Der Chor der Büßerinnen wurde im Wesentlichen von den Frauenstimmen des Oratorienchores Köln gesungen, zu denen in den „Himmlischen Heerscharen“ die überzeugenden Männerstimmen des international geschätzten Kühn-Chores aus Prag kamen. Im gemeinsamen Singen aller dieser Chöre ging die Textverständlichkeit allerdings verloren. Johannes Beck als Mefistofeles beherrschte mit seinem mächtigen Bass-Bariton das Geschehen gegen die Stimme des Herrn, den „Mystischen Chor“.

Nach diesem beeindruckenden Einstieg glänzte das Orchester mit Gustav Mahlers 2. Sinfonie c-Moll, die man wegen ihrer Komplexität auch als Sinfoniekantate bezeichnet. Die Bergischen Symphoniker - aus den Orchestern der Städte Remscheid und Solingen entstanden - boten etwa 80 Musiker auf, allein zehn Hörner, sechs Trompeten, zwei Harfen, fünf Klarinetten sowie weitere Bläser, viele Streicher und Schlagzeuger.

Andreas Meisner, der Evangelische Kirchenmusikdirektor am Altenberger Dom, hatte das gewaltige Ensemble zu steuern. Und es gelang ihm gut. Schon der erste Satz der Sinfonie - von Mahler als „Totenfeier“ betitelt - riss die Zuhörer von einer Gefühlswelt in die andere. Ungeheure, bedrohliche Kraft brachte das Orchester hervor und kontrastierte mit fast unvermittelt sich immer wieder aufdrängenden zarten Melodien. Hörner und Schlagzeuge intonierten einen dumpf schreitenden Rhythmus. Aufschreie und Klagetöne verbreiteten Angst und Untergangsstimmung, gegen die die manchmal versöhnenden Streicher kaum ankamen. Diesen Eindrücken der Hoffnungslosigkeit folgte überraschend ein tänzerisches Andante, das jedoch nur vorübergehend beruhigte. Genauso ging es im Scherzo, das aus humorvoller Stimmung im Tutti-Chaos endete. Erst im kurzen vierten Satz deutete sich eine Erlösung an.

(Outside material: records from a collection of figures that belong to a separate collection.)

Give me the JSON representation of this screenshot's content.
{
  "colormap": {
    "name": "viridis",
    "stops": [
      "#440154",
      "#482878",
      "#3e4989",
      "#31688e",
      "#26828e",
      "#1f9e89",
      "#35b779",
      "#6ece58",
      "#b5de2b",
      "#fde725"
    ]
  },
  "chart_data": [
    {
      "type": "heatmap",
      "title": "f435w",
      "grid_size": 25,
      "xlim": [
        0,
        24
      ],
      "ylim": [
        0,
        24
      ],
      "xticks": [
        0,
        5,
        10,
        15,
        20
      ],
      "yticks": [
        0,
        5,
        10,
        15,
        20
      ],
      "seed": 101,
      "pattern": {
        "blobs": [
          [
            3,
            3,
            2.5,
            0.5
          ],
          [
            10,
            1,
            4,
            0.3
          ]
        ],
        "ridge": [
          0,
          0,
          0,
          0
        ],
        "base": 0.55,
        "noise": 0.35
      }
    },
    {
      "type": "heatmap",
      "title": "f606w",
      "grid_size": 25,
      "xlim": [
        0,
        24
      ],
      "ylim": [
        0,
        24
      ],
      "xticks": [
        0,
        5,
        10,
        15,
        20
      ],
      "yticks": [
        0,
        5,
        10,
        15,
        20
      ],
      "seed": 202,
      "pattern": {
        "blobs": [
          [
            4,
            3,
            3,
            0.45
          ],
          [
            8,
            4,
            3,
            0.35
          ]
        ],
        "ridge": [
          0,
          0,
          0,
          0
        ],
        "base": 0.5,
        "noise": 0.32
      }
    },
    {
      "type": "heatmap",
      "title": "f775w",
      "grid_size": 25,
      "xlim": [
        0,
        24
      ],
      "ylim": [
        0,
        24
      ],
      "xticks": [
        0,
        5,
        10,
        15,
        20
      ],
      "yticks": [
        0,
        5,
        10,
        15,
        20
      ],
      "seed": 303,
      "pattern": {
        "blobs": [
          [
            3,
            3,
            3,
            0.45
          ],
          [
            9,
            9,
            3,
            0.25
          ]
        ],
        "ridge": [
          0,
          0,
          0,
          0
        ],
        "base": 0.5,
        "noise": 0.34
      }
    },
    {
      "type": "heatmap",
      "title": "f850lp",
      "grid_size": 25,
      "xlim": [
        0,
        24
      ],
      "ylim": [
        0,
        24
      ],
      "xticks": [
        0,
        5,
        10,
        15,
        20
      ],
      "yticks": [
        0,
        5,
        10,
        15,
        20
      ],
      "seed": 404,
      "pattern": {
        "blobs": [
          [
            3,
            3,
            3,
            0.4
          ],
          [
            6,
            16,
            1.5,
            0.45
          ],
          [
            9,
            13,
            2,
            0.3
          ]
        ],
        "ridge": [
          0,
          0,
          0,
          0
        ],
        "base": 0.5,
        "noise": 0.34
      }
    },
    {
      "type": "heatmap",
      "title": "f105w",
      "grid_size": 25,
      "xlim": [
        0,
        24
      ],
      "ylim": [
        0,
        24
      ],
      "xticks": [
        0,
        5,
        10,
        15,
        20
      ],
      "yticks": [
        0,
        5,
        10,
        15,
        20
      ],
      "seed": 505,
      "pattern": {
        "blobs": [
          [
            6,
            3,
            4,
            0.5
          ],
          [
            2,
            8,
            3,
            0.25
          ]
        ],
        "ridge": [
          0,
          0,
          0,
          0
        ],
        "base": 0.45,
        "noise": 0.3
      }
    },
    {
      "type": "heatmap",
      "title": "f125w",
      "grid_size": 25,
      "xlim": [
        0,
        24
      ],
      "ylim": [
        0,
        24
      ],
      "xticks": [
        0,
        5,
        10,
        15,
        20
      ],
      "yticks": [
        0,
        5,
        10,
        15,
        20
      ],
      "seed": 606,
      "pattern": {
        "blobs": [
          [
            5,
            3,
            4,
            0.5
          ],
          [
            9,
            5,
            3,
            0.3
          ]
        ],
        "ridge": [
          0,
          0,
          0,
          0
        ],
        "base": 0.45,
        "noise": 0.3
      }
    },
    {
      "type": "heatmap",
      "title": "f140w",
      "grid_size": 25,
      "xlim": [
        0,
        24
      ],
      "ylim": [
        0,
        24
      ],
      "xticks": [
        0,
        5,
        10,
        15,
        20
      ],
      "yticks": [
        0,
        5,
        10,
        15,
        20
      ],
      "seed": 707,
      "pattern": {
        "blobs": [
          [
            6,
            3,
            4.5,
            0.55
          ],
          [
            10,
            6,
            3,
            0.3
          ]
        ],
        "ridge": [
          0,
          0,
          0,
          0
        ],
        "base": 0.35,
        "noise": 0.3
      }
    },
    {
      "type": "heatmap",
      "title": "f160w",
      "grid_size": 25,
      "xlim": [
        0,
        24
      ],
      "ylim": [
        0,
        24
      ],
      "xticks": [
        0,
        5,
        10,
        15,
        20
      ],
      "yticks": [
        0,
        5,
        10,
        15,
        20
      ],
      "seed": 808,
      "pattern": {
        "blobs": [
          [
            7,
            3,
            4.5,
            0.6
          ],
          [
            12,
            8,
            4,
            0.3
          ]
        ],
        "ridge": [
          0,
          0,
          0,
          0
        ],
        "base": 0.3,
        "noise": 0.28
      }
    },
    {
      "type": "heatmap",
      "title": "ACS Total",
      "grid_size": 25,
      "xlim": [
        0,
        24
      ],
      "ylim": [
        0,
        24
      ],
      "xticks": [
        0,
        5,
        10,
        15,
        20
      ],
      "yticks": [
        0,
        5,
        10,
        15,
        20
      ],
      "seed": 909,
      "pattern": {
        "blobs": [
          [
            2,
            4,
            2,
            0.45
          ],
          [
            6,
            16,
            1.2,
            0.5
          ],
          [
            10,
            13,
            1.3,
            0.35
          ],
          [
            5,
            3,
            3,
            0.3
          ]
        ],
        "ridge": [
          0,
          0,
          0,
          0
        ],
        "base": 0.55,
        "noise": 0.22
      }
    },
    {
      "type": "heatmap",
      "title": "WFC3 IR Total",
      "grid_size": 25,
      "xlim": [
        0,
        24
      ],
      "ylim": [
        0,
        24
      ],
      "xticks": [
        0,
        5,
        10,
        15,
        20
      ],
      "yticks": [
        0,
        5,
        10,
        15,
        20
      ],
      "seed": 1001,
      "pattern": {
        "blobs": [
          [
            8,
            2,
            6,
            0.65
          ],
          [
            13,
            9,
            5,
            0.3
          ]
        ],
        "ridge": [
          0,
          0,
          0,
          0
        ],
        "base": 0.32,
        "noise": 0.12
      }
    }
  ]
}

Dazu setzte Mahler die menschliche Stimme und das Wort zusätzlich ein: Warm und feierlich schlicht sang die Altistin Maren Maxeiner das Lied „Urlicht“ aus „Des Knaben Wunderhorn“ mit der Erkenntnis „Ich bin von Gott und ich will wieder zu Gott“.

Aber einer Erfüllung dieser Vision trat im letzten Satz der Sinfonie das Grenzen sprengende Jüngste Gericht donnernd entgegen. Aus der Ferne des Querschiffes ertönte ein hauptsächlich mit Blechbläsern besetztes Extraorchester, das bis auf einen kleinen Ausrutscher die höchsten Höhen überzeugend traf. Meisner trieb das Orchester zu extremer Lautstärke und zu stillen Passagen bis zum erlösenden Einsatz der stimmgewaltigen Schlusschöre und der Gesangssolistinnen (neben der Altistin die Sopranistin Martina Winter): „Aufersteh'n, ja aufersteh'n wirst du“ intonierten Sänger und Orchester in einer überaus überzeugenden Klangfülle. Der sich anschließende Applaus wollte kaum enden.